In Matthews v. Ocean Nutrition Canada Ltd. (SCC, 2020) the Supreme Court of Canada confirms that contractual employment terms which limit or eliminate common law rights (typically reasonable notice) in standard (non-negotiated) contracts, are to generally be read narrowly. The reference to Tercon places this issue on the same basis as other contractual liability allocation law:
 The question is not whether these terms are ambiguous but whether the wording of the plan unambiguously limits or removes the employee’s common law rights (Paquette, at para. 31, citing Taggart, at paras. 12 and 19-22). Importantly, given that the LTIP is a “unilateral contract”, in the sense that the parties did not negotiate its terms, the principle of contractual interpretation that clauses excluding or limiting liability will be strictly construed “applies with particular force” (Taggart, at para. 18, citing Hunter Engineering Co. v. Syncrude Canada Ltd., 1989 CanLII 129 (SCC),  1 S.C.R. 426, at p. 459). As this Court recognized in Tercon Contractors Ltd. v. British Columbia (Transportation and Highways), 2010 SCC 4,  1 S.C.R. 69, at para. 73, albeit in the commercial context, and cited here to underscore just this point, sophisticated parties are able to draft clear and comprehensive exclusion clauses when they are minded to do so.
 To this end, the provisions of the agreement must be absolutely clear and unambiguous. So, language requiring an employee to be “full-time” or “active”, such as clause 2.03, will not suffice to remove an employee’s common law right to damages. After all, had Mr. Matthews been given proper notice, he would have been “full-time” or “actively employed” throughout the reasonable notice period (Paquette, at para. 33, citing Schumacher v. Toronto-Dominion Bank (1997), 1997 CanLII 12329 (ON SC), 147 D.L.R. (4th) 128 (Ont. C.J. (Gen. Div.)), at p. 184; see also para. 47; Lin, at para. 89). Indeed, the trial judge and the majority of the Court of Appeal agreed that an “active employment” requirement is not sufficient to limit an employee’s damages (trial reasons, at para. 398; C.A. reasons, at para. 66).

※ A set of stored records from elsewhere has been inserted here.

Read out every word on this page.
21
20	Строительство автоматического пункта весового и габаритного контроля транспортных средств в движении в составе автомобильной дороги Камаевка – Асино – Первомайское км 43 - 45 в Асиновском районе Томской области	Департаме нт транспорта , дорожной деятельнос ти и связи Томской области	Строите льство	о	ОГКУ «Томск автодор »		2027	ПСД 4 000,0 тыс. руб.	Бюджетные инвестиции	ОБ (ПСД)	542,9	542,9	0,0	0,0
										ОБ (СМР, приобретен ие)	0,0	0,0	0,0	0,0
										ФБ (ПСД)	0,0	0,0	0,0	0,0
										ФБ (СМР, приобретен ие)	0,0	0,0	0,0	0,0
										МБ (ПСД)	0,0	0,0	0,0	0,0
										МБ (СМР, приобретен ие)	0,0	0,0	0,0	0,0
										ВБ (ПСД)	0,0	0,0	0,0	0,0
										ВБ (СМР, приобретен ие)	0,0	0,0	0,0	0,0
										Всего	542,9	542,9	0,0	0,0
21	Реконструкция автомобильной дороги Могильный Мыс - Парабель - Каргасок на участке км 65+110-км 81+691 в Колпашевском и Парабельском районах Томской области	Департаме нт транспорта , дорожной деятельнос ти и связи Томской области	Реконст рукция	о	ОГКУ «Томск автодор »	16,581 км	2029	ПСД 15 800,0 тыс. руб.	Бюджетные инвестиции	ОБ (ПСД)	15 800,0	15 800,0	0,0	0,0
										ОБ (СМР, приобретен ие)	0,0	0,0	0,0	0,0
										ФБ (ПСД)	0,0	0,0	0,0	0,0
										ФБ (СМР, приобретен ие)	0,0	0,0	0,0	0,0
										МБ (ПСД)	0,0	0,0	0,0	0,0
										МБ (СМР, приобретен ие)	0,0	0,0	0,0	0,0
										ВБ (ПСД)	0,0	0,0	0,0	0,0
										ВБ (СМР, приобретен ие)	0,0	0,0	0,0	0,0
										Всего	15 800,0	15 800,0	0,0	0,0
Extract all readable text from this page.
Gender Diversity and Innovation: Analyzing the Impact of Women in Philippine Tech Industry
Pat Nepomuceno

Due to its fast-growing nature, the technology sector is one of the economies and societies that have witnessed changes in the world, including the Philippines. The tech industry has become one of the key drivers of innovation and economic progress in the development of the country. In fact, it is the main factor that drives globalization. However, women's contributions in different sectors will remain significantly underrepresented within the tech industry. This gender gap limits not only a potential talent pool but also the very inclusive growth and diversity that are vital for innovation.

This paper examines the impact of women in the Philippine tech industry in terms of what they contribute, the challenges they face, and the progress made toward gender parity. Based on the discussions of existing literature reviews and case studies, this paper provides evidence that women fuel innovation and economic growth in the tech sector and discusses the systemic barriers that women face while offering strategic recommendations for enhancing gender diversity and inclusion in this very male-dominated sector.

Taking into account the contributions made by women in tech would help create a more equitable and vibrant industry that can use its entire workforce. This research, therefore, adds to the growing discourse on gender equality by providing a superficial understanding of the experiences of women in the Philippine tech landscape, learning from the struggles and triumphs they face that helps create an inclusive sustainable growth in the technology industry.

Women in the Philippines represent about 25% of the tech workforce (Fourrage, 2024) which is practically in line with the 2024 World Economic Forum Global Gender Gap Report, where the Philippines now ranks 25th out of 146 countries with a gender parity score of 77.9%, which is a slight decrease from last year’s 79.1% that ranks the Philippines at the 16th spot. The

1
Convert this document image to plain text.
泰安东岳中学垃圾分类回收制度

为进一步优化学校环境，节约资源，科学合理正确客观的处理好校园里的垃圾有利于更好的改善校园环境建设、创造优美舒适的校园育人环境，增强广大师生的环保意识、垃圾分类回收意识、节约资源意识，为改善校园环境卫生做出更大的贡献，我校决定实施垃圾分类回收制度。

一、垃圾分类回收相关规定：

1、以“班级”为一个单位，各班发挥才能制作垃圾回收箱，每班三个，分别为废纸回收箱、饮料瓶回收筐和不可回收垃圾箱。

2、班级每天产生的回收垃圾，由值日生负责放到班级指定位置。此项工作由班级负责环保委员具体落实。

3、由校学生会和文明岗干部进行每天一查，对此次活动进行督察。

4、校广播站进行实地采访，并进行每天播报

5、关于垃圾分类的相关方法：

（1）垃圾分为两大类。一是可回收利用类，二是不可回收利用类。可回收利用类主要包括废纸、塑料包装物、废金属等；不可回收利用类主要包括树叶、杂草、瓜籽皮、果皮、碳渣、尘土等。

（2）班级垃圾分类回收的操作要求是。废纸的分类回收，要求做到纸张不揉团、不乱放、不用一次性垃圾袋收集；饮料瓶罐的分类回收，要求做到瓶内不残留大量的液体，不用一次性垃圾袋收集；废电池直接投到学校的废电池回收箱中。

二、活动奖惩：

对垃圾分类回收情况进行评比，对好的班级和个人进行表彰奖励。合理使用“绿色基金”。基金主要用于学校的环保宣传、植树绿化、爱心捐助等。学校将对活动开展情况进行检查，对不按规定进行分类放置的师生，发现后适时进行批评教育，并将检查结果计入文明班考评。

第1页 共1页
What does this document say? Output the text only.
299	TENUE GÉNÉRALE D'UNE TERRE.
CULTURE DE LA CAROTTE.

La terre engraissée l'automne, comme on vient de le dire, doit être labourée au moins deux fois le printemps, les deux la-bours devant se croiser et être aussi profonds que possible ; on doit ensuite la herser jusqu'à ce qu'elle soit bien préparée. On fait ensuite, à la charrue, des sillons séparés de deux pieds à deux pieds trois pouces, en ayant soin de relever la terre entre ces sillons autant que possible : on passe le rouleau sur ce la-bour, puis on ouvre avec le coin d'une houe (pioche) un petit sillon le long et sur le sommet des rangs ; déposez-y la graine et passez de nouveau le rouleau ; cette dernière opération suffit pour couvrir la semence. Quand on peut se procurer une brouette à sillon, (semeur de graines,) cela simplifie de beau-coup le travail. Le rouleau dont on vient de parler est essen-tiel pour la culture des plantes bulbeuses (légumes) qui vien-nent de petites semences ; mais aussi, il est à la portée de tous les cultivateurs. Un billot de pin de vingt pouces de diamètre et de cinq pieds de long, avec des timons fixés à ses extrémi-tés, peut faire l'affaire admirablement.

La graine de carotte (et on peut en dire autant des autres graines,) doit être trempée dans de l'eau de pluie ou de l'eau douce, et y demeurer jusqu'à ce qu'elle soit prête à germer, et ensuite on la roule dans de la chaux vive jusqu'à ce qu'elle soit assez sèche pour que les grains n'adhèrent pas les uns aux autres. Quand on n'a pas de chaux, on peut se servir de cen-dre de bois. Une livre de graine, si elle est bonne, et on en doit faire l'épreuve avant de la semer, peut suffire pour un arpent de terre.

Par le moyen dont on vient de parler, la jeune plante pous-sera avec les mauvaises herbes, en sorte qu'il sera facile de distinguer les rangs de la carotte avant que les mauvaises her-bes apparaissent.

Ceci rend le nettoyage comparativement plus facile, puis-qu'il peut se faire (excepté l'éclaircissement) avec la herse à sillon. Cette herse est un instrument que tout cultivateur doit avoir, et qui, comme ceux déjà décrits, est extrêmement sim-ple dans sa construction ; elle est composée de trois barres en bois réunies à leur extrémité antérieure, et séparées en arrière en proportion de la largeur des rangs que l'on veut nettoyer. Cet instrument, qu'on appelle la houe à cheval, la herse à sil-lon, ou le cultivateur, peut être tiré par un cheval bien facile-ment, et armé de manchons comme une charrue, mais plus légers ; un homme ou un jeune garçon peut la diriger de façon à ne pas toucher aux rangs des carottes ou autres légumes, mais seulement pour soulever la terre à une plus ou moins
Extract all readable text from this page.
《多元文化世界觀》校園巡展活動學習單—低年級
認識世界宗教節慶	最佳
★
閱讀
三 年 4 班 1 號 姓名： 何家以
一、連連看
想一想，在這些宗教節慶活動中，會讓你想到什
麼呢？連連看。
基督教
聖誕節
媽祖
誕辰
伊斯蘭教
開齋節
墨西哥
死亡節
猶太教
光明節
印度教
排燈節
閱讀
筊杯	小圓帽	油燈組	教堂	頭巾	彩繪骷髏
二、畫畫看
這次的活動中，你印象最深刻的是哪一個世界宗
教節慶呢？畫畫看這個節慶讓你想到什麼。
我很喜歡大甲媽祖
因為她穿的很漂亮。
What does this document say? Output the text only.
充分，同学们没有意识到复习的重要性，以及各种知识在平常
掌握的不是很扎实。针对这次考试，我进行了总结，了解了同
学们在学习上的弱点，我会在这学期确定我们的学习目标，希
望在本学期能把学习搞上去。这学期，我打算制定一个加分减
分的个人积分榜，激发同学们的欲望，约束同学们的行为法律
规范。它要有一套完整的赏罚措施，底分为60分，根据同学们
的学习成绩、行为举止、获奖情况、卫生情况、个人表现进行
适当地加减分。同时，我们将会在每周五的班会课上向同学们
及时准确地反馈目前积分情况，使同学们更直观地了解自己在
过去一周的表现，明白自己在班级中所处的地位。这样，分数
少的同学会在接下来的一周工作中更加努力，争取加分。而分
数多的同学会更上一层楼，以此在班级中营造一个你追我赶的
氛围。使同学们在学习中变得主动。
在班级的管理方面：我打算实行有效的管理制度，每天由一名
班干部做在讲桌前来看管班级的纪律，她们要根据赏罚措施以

 Similarly, where a clause purports to remove an employee’s common law right to damages upon termination “with or without cause”, such as clause 2.03, this language will not suffice. Here, Mr. Matthews suffered an unlawful termination since he was constructively dismissed without notice. As this Court held in Bauer v. Bank of Montreal, 1980 CanLII 12 (SCC),  2 S.C.R. 102, at p. 108, exclusion clauses “must clearly cover the exact circumstances which have arisen”. So, in Mr. Matthews’ case, the trial judge properly recognized that “[t]ermination without cause does not imply termination without notice” (para. 399; see also Veer v. Dover Corp. (Canada) Ltd. (1999), 1999 CanLII 3008 (ON CA), 120 O.A.C. 394, at para. 14; Lin, at para. 91). Yet, it bears repeating that, for the purpose of calculating wrongful dismissal damages, the employment contract is not treated as “terminated” until after the reasonable notice period expires. So, even if the clause had expressly referred to an unlawful termination, in my view, this too would not unambiguously alter the employee’s common law entitlement.